The state will also permit the construction of roads, irrigation and industrial projects including MSMEs in rural areas employing only on-site labour. In the cities, the Metro Rail projects within municipal corporation limits will be allowed to carry out in-site construction.
Professionals of the IT sector – which forms the backbone of the state's economy – will be required to work from home. MHA’s guidelines allow 50% of the workforce in the sector to work from their site, but the state government has mandated that only essential minimum staff will be allowed in offices.
Delhi: In an order dated April 27th, after reviewing the coronavirus situation in the capital, Delhi Disaster Management Authority (DDMA) has announced some relaxations. Inter-state travel of health workers, lab technicians and scientists will now be allowed. For a complete list, read this article by India Today.
Telangana: Due to the increasing number of reported cases (1,012 as of April 29th) in the state, the Telangana government is not in favour of any relaxation to the present lockdown restrictions, therefore lockdown in the state has been extended till May 7th. Also, passenger flight services will not be allowed in the state till then, even though the Aviation Ministry is contemplating the launch of services from May 4th.
On the agriculture side, the state had already ensured harvesting, procurement and marketing activities during the rabi season. Spare parts and mechanics have been made available for harvesters in the state.
West Bengal: The state plans to open up plants and factories in rural belts and clusters on a case-to-case basis. Permission for resuming construction work and irrigation has also been granted provided local workers are sourced and employed for these projects. Brick kilns have also been given permission to operate within the guidelines to contain Covid-19.
Harvesting activities and tea factories to process and make tea are allowed, capping the manpower limit at 25 per cent, against the permitted 50 per cent cap by the centre. However, Jute mills despite being situated in “sensitive areas”, have been permitted to open capping workforce at 15 per cent against the guideline of 50 per cent. Moreover, the state administration has allowed manufacture of bidi, against the Centre’s revised guideline of strict ban on sale of tobacco, guthka and others.
Andhra Pradesh, Tamil Nadu, Rajasthan, Odisha and many other states are going by the MHA’s guidelines word by word for a revival of economic activity in their respective states.

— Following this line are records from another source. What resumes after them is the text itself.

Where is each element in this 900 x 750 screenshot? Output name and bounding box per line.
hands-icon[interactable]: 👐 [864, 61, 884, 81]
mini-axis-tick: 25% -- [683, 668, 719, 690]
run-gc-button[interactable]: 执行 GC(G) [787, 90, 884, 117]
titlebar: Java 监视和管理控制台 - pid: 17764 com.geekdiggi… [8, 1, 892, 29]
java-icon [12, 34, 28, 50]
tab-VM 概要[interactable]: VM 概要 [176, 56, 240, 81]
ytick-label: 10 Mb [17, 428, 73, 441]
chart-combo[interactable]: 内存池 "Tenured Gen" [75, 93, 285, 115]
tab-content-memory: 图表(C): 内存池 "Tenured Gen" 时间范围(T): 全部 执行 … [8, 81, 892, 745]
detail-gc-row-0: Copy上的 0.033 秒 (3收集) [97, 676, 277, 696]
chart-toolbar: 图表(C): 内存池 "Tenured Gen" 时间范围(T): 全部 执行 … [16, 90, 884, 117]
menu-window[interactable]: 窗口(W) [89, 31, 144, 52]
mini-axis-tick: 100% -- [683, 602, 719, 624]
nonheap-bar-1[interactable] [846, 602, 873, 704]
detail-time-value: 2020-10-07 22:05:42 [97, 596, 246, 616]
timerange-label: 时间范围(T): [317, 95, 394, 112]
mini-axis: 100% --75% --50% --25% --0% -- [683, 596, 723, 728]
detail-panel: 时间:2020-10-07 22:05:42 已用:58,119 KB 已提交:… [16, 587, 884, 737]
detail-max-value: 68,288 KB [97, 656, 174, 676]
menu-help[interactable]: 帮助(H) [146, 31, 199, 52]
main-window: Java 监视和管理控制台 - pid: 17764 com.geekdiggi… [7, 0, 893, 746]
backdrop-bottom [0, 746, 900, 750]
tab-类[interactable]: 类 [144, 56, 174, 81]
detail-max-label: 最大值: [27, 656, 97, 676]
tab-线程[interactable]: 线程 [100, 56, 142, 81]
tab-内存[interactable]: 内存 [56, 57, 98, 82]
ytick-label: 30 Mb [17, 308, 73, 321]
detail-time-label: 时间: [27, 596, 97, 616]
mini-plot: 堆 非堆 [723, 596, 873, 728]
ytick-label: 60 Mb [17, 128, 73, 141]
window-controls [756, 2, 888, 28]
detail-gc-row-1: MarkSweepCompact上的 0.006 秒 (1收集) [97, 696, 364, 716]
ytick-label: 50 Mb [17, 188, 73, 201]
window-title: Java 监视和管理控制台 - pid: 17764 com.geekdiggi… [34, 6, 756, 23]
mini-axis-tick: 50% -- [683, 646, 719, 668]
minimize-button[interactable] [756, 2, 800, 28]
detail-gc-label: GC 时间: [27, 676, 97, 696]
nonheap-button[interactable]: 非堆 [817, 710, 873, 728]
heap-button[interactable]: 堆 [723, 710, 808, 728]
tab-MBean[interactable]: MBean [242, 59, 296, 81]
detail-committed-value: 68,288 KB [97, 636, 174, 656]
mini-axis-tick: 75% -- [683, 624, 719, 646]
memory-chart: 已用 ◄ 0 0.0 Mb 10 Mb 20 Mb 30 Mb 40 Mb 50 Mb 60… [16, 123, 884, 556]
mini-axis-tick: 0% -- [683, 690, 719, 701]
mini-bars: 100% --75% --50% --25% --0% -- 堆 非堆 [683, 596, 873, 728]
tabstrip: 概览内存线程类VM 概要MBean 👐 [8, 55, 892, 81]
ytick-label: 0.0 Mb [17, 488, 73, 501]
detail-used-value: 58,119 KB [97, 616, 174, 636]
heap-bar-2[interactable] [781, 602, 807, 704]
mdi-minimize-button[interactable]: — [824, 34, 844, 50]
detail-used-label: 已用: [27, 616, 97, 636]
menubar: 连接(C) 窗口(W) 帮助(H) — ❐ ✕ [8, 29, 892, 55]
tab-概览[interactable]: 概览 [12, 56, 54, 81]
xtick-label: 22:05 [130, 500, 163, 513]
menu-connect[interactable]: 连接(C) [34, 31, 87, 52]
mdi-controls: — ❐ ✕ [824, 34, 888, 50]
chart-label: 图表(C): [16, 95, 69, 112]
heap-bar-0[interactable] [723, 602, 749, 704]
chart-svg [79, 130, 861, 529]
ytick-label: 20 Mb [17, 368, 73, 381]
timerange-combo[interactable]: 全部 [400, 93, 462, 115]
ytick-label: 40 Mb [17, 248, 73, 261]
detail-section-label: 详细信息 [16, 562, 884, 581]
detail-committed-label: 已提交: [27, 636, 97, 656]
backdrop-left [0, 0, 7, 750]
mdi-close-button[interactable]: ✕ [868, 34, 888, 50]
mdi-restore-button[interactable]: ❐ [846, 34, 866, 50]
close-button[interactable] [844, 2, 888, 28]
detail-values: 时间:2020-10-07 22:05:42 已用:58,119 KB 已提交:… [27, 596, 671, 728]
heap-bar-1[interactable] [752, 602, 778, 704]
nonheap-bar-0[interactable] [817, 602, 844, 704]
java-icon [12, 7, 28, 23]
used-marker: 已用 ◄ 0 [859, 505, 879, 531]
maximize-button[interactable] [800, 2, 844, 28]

Meanwhile, a major matter of concern for many state governments is the strict ban on sale of liquor, gutka, tobacco. Due to the fact that excise duty from alcohol sales are a good source of state revenue, many state governments have been feeling constrained with this guideline and have gone on record to say that they want this ban to be lifted. In the present scenario of lack of economic activity, the state governments are running out of money to sustain their fight against novel coronavirus, and hence the cry. The states that depend heavily on liquor for tax revenue are Tamil Nadu, Maharashtra, Uttar Pradesh and Punjab, which may be losing Rs 50-100 crore per day because of the ban on sale of alcoholic beverages.
However, as per the World Health Organization (WHO), alcohol may put people at increased risk for the coronavirus, weakening the body's immune system and leaving drinkers at risk for other risky behaviours that could increase the likelihood of contracting coronavirus.
Moreover, allowing liquor as sought by several state governments, could likely lead to unmanageable overcrowding at liquor stores, making social distancing impossible and defeating the very purpose of a lockdown.
In the light of the situation, Prime Minister Mr. Narendra Modi suggests that prevention is better than cure and urges citizens to follow AYUSH mantralaya’s protocol to build immunity. As the world awaits a cure for covid-19, enhancing the body’s natural defence system plays an important role in maintaining optimum health.
Let’s play our part in keeping ourselves healthy and safe.